LamaAni / KubernetesJobOperator

An airflow operator that executes a task in a kubernetes cluster, given a kubernetes yaml configuration or an image refrence.
58 stars 8 forks source link

FEATURE: templated specification file / override specific fields #23

Closed odesenfans closed 3 years ago

odesenfans commented 3 years ago

Hello,

I am currently trying to use this operator for my use cases. Thanks for the work, I really like the possibility of using jobs rather than pods. I use Helm on a regular basis and I wanted to propose a feature that would make this operator work nicely with Helm/Go-templated specification files.

Feature description

Templated specification file Allows to specify fields as Go templated values, a la Helm. The following example is actually exactly how I specify my config/secret volumes in Helm at the moment:

apiVersion: batch/v1
kind: Job
spec:
  template:
    spec:
      ...
      volumes:
        - name: config-volume
          configMap:
            name: {{ .Values.image.releaseName }}
        - name: secrets-volume
          secret:
            secretName: {{ .Values.image.releaseName }}-secrets

The values themselves could be passed to the constructor of the operator. For example:

job_task = KubernetesJobOperator(
    ...
    body_filepath="my_job.yaml",
    template_values={"image": {"releaseName": "my-first-release"}},

Advantages

Interoperability between Helm and Airflow: take your Helm job template file and move it to Airflow. No need for additional work/testing.

Alternatives I considered

  1. Implement this myself, using jinja: very doable, I'm just suggesting something generic and familiar for all Helm users (there are dozens of us!). It's probably what I'll end up doing in the meantime.
  2. Specify the body in Python directly: again, doable, but this feels exotic coming from Helm. This reduces the interoperability between the two environments and forces to use two formats while this is (kinda) standardised.
LamaAni commented 3 years ago

Hi, thank you for your comment. I was considering implementing exacly this for a while since it seems to be required, but have not had the time. Since I have not, I would certanly accept a PR where we can collaborate on the basis of this idea.

I was thinking something along the lines of input arguments as,

  1. enable_jijna_in_string_body (bool), default TRUE. Notice the string in the name so it will not be confused with dict input.
  2. jinja_context (dict), extended by task default options (like airflow jinja).

And methods:

  1. parse_jinja_body (only runs if enable_jijna_in_string_body is True).

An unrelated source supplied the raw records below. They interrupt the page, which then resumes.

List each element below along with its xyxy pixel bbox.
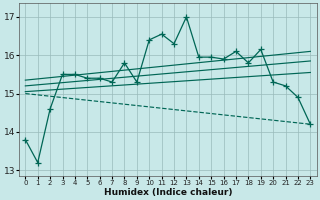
X-axis label: Humidex (Indice chaleur): Humidex (Indice chaleur) xyxy=(104,188,232,197)
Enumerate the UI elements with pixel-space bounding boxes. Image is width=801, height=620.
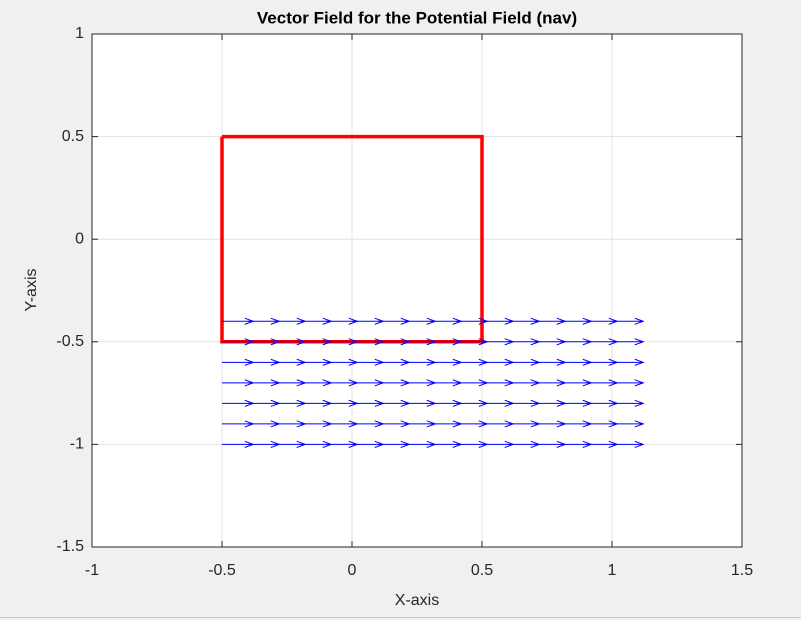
x-tick-label: 1.5 — [731, 562, 753, 579]
y-tick-label: -1 — [70, 436, 84, 453]
x-tick-label: -0.5 — [208, 562, 236, 579]
y-tick-label: 0 — [75, 230, 84, 247]
y-tick-label: -0.5 — [56, 333, 84, 350]
arrow — [612, 379, 645, 387]
arrow — [612, 338, 645, 346]
x-tick-label: 1 — [608, 562, 617, 579]
x-tick-label: 0 — [348, 562, 357, 579]
arrow — [612, 420, 645, 428]
plot-area — [92, 34, 742, 547]
arrow — [612, 358, 645, 366]
y-axis-label: Y-axis — [23, 269, 40, 312]
x-axis-label: X-axis — [395, 592, 439, 609]
y-tick-label: 1 — [75, 25, 84, 42]
x-tick-label: -1 — [85, 562, 99, 579]
chart-title: Vector Field for the Potential Field (na… — [257, 8, 577, 27]
axes-box — [91, 33, 743, 548]
y-tick-label: 0.5 — [62, 128, 84, 145]
y-tick-label: -1.5 — [56, 538, 84, 555]
arrow — [612, 317, 645, 325]
arrow — [612, 399, 645, 407]
arrow — [612, 440, 645, 448]
x-tick-label: 0.5 — [471, 562, 493, 579]
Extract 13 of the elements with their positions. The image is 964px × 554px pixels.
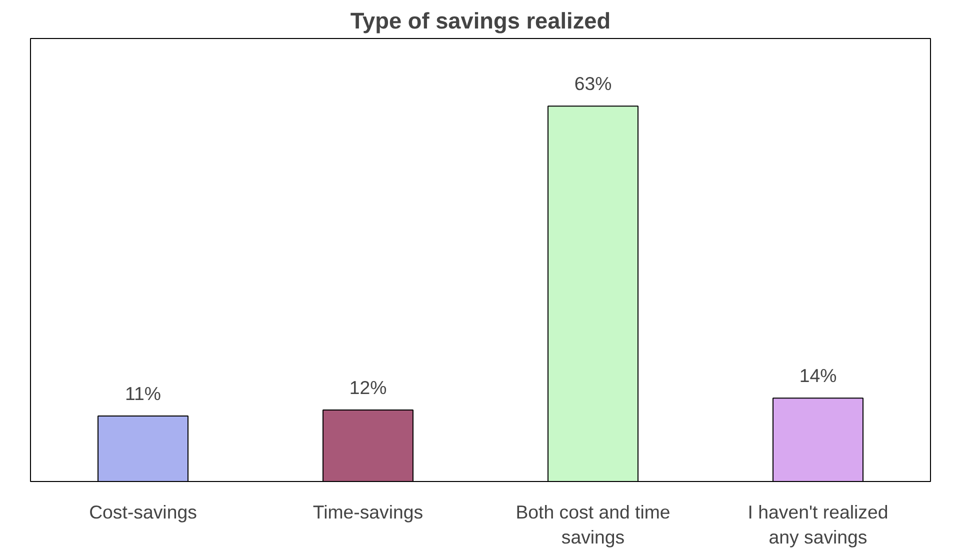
bar	[772, 398, 864, 482]
x-tick-label: Both cost and time savings	[516, 502, 670, 548]
data-label: 63%	[574, 73, 612, 94]
bar	[322, 409, 414, 482]
data-label: 12%	[349, 376, 387, 398]
x-tick-label: Time-savings	[312, 502, 424, 522]
bar	[548, 106, 638, 482]
chart-title: Type of savings realized	[350, 8, 611, 34]
data-label: 11%	[125, 382, 161, 404]
bar	[98, 415, 188, 482]
x-tick-label: Cost-savings	[89, 502, 197, 522]
data-label: 14%	[799, 365, 837, 386]
x-tick-label: I haven't realized any savings	[748, 502, 888, 548]
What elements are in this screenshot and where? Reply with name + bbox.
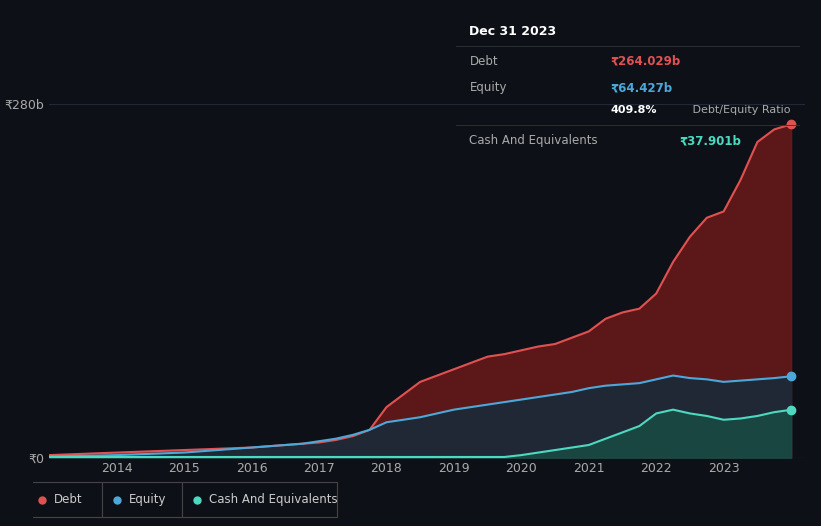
Text: Debt: Debt — [54, 493, 83, 506]
Text: Equity: Equity — [470, 81, 507, 94]
FancyBboxPatch shape — [28, 482, 102, 517]
Text: 409.8%: 409.8% — [611, 105, 658, 115]
Text: ₹64.427b: ₹64.427b — [611, 81, 673, 94]
Text: Equity: Equity — [129, 493, 167, 506]
Text: Debt: Debt — [470, 55, 498, 68]
FancyBboxPatch shape — [182, 482, 337, 517]
FancyBboxPatch shape — [102, 482, 182, 517]
Text: ₹264.029b: ₹264.029b — [611, 55, 681, 68]
Text: ₹37.901b: ₹37.901b — [680, 134, 741, 147]
Text: Cash And Equivalents: Cash And Equivalents — [209, 493, 337, 506]
Text: Dec 31 2023: Dec 31 2023 — [470, 25, 557, 38]
Text: Cash And Equivalents: Cash And Equivalents — [470, 134, 598, 147]
Text: Debt/Equity Ratio: Debt/Equity Ratio — [690, 105, 791, 115]
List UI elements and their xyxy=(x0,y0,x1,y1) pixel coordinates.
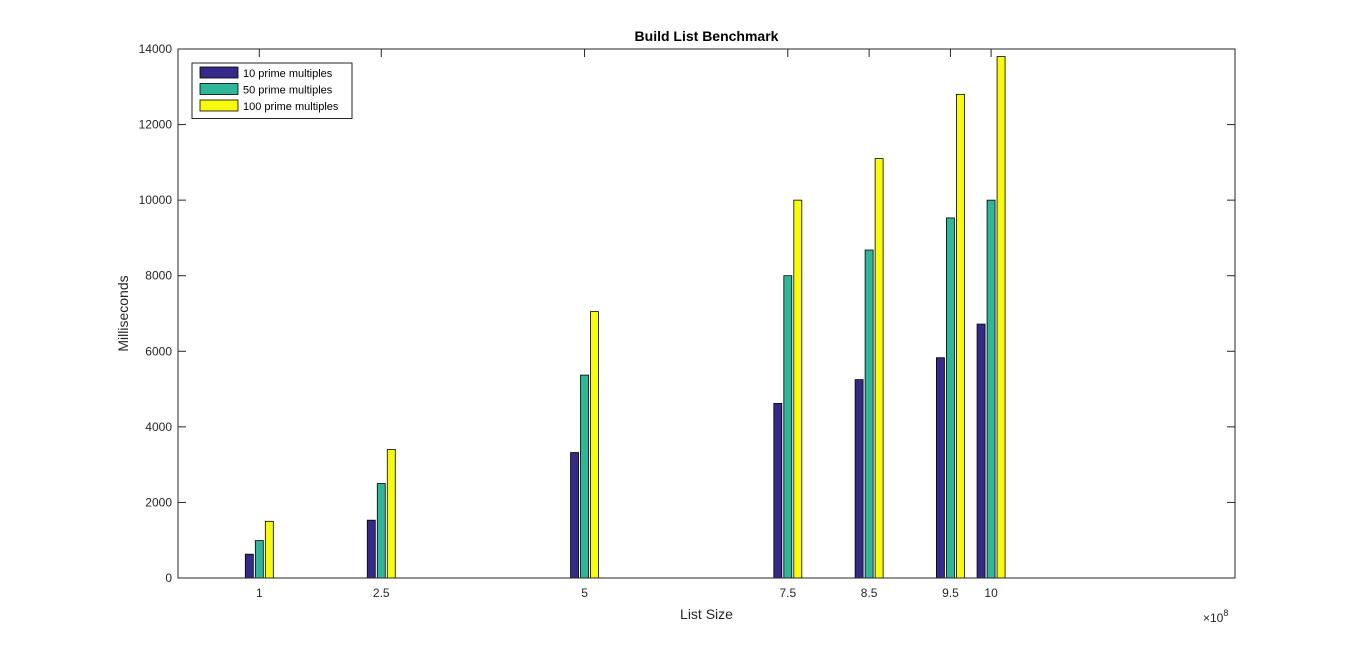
bar xyxy=(386,449,396,579)
legend-label: 50 prime multiples xyxy=(243,85,333,97)
x-tick-label: 8.5 xyxy=(861,586,878,600)
bar xyxy=(590,311,599,579)
bar xyxy=(366,519,376,579)
x-tick-label: 1 xyxy=(256,586,263,600)
bar xyxy=(936,357,945,579)
legend: 10 prime multiples 50 prime multiples 100 … xyxy=(191,62,353,119)
bar xyxy=(986,199,996,579)
bar xyxy=(254,540,264,579)
bar xyxy=(976,323,986,579)
plot-frame xyxy=(177,48,1236,579)
bar xyxy=(854,379,864,579)
x-tick-label: 2.5 xyxy=(373,586,390,600)
chart-title: Build List Benchmark xyxy=(635,28,779,44)
bar xyxy=(864,249,874,579)
y-tick-label: 12000 xyxy=(139,118,173,132)
y-tick-label: 0 xyxy=(165,571,172,585)
bar xyxy=(264,520,274,579)
y-tick-label: 6000 xyxy=(145,344,172,358)
legend-label: 100 prime multiples xyxy=(243,101,339,113)
bar xyxy=(580,374,589,579)
x-exponent-base: ×10 xyxy=(1203,611,1224,625)
y-tick-label: 10000 xyxy=(139,193,173,207)
x-exponent-power: 8 xyxy=(1223,608,1228,618)
tick-labels: 0 2000 4000 6000 8000 10000 12000 14000 1 2.5 5 7.5… xyxy=(139,42,998,600)
bar xyxy=(783,275,793,579)
x-tick-label: 9.5 xyxy=(942,586,959,600)
y-tick-label: 8000 xyxy=(145,269,172,283)
y-axis-label: Milliseconds xyxy=(115,275,131,351)
bar xyxy=(874,158,884,579)
bar xyxy=(793,199,803,579)
y-tick-label: 2000 xyxy=(145,495,172,509)
x-axis-label: List Size xyxy=(680,606,733,622)
x-exponent-label: ×108 xyxy=(1203,608,1228,625)
bar xyxy=(946,217,955,579)
bar xyxy=(956,93,965,579)
x-tick-label: 10 xyxy=(984,586,998,600)
x-tick-label: 5 xyxy=(581,586,588,600)
legend-swatch xyxy=(199,83,239,95)
bar xyxy=(996,56,1006,579)
legend-label: 10 prime multiples xyxy=(243,68,333,80)
legend-swatch xyxy=(199,66,239,79)
axes-ticks xyxy=(178,48,1235,579)
bars-group xyxy=(244,56,1006,579)
bar xyxy=(244,553,254,579)
bar xyxy=(570,452,579,579)
y-tick-label: 4000 xyxy=(145,420,172,434)
x-tick-label: 7.5 xyxy=(779,586,796,600)
bar xyxy=(773,403,783,579)
y-tick-label: 14000 xyxy=(139,42,173,56)
legend-swatch xyxy=(199,99,239,112)
bar xyxy=(376,483,386,579)
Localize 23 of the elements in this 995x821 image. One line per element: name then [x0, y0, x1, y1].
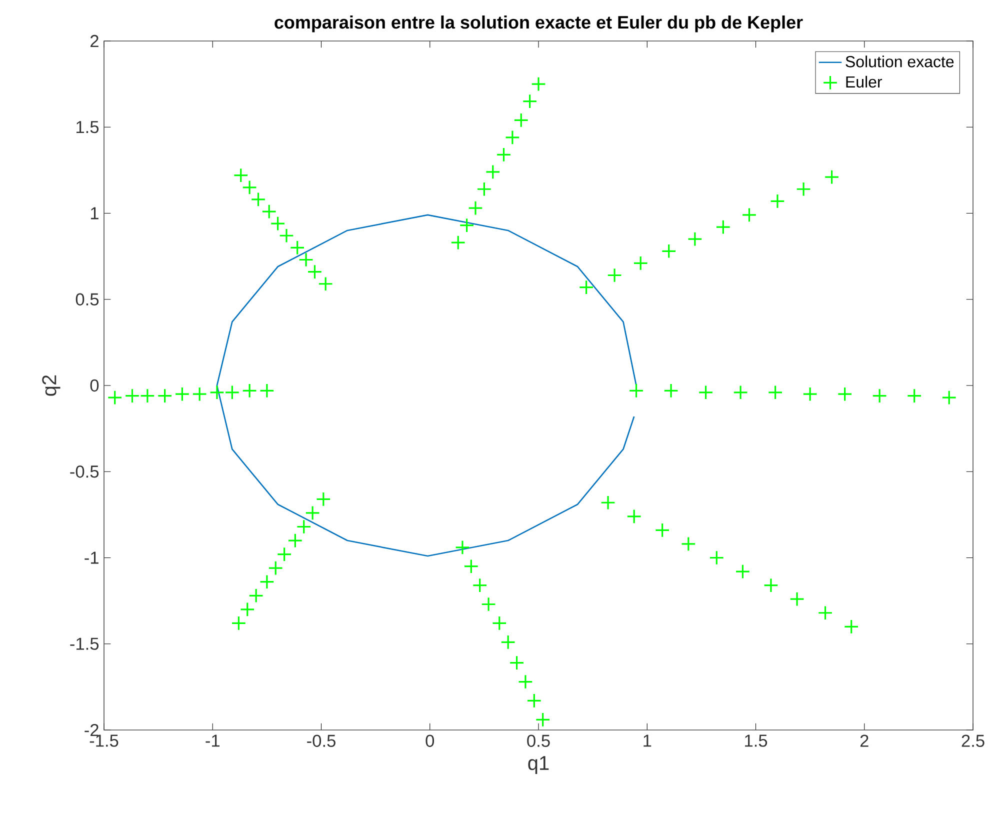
x-tick-label: 0.5	[527, 734, 550, 747]
x-tick-label: 1.5	[745, 734, 768, 747]
y-tick-label: 0.5	[76, 293, 99, 306]
legend-label: Euler	[846, 76, 882, 88]
legend-label: Solution exacte	[846, 56, 954, 68]
y-tick-label: -0.5	[70, 465, 99, 478]
x-axis-title: q1	[528, 756, 549, 774]
x-tick-label: 2.5	[962, 734, 984, 747]
y-tick-label: 1	[90, 207, 98, 220]
x-tick-label: 0	[426, 734, 434, 747]
x-tick-label: 1	[644, 734, 652, 747]
y-tick-label: 1.5	[76, 121, 99, 134]
y-tick-label: -1.5	[70, 638, 99, 650]
y-axis-title: q2	[42, 375, 60, 396]
y-tick-label: -2	[84, 724, 98, 736]
y-tick-label: 2	[90, 34, 98, 48]
line-series	[216, 214, 637, 557]
y-tick-label: -1	[84, 552, 98, 564]
x-tick-label: 2	[860, 734, 868, 747]
y-tick-label: 0	[90, 379, 99, 392]
x-tick-label: -1	[206, 734, 220, 747]
x-tick-label: -0.5	[307, 734, 336, 747]
chart-title: comparaison entre la solution exacte et Euler du pb de Kepler	[274, 16, 803, 32]
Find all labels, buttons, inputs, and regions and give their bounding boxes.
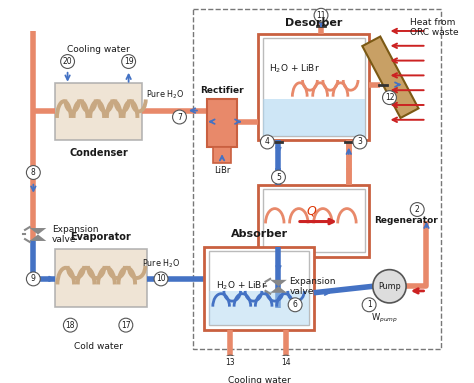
Bar	[209, 291, 309, 325]
Bar	[258, 34, 369, 140]
Text: Desorber: Desorber	[285, 18, 342, 28]
Circle shape	[119, 318, 133, 332]
Text: 18: 18	[65, 321, 75, 330]
Bar	[263, 189, 365, 252]
Circle shape	[314, 8, 328, 22]
Bar	[258, 185, 369, 257]
Text: 1: 1	[367, 300, 372, 309]
Text: Pure H$_2$O: Pure H$_2$O	[142, 257, 180, 270]
Text: Expansion
valve: Expansion valve	[290, 277, 336, 296]
Text: Evaporator: Evaporator	[71, 232, 131, 242]
Text: 10: 10	[156, 274, 166, 283]
Polygon shape	[30, 234, 46, 241]
Circle shape	[383, 91, 396, 105]
Text: Heat from
ORC waste: Heat from ORC waste	[410, 18, 458, 38]
Text: LiBr: LiBr	[214, 166, 230, 175]
Text: H$_2$O + LiBr: H$_2$O + LiBr	[216, 279, 266, 291]
Bar	[213, 147, 231, 163]
Text: 7: 7	[177, 113, 182, 121]
Text: 19: 19	[124, 57, 134, 66]
Circle shape	[27, 165, 40, 180]
Circle shape	[173, 110, 186, 124]
Text: Cooling water: Cooling water	[228, 376, 291, 383]
Text: 13: 13	[226, 358, 235, 367]
Bar	[263, 100, 365, 136]
Text: H$_2$O + LiBr: H$_2$O + LiBr	[269, 63, 320, 75]
Bar	[193, 9, 441, 349]
Circle shape	[410, 203, 424, 216]
Circle shape	[223, 355, 237, 369]
Polygon shape	[270, 280, 287, 286]
Circle shape	[353, 135, 367, 149]
Circle shape	[260, 135, 274, 149]
Text: Pump: Pump	[378, 282, 401, 291]
Text: Condenser: Condenser	[69, 149, 128, 159]
Text: 9: 9	[31, 274, 36, 283]
Bar	[263, 38, 365, 136]
Bar	[55, 83, 143, 140]
Text: Pure H$_2$O: Pure H$_2$O	[146, 89, 185, 101]
Text: 20: 20	[63, 57, 73, 66]
Text: 14: 14	[281, 358, 291, 367]
Circle shape	[154, 272, 168, 286]
Bar	[55, 249, 147, 307]
Bar	[362, 36, 419, 118]
Text: 2: 2	[415, 205, 419, 214]
Circle shape	[122, 54, 136, 69]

To be added @ line 94 something like,

        body = body or self._read_body(
            resolve_relative_path(body_filepath or DEFAULT_EXECUTION_OBJECT_PATHS[DEFAULT_EXECTION_OBJECT], 2)
        )

        assert body is not None and (isinstance(body, (dict, str))), ValueError(
            "body must either be a yaml string or a dict"
        )

        if isinstance(body, str) and self.enable_jijna_in_string_body:
            body = self.parse_body_jinja(body)

Requirements:

  1. Support jinja2 only.
  2. Support airflow core jinja arguments.
  3. Support jinja_context (overrides core airflow jinja arguments if they exist, i.e. dict.update)

What do you think?

odesenfans commented 3 years ago

The best solution would be to use Go templates directly, but jinja2 should do the trick. I don't think there's a good implementation of Go templates in Python so far. I'll take a look tomorrow. :)

LamaAni commented 3 years ago

Hum, I would actially like to stick with Jinja since other operators are integrated with it. Added support see PR: https://github.com/LamaAni/KubernetesJobOperator/pull/27

LamaAni commented 3 years ago

Can this be closed?

odesenfans commented 3 years ago

Yes! Closing it then giving it a try right away.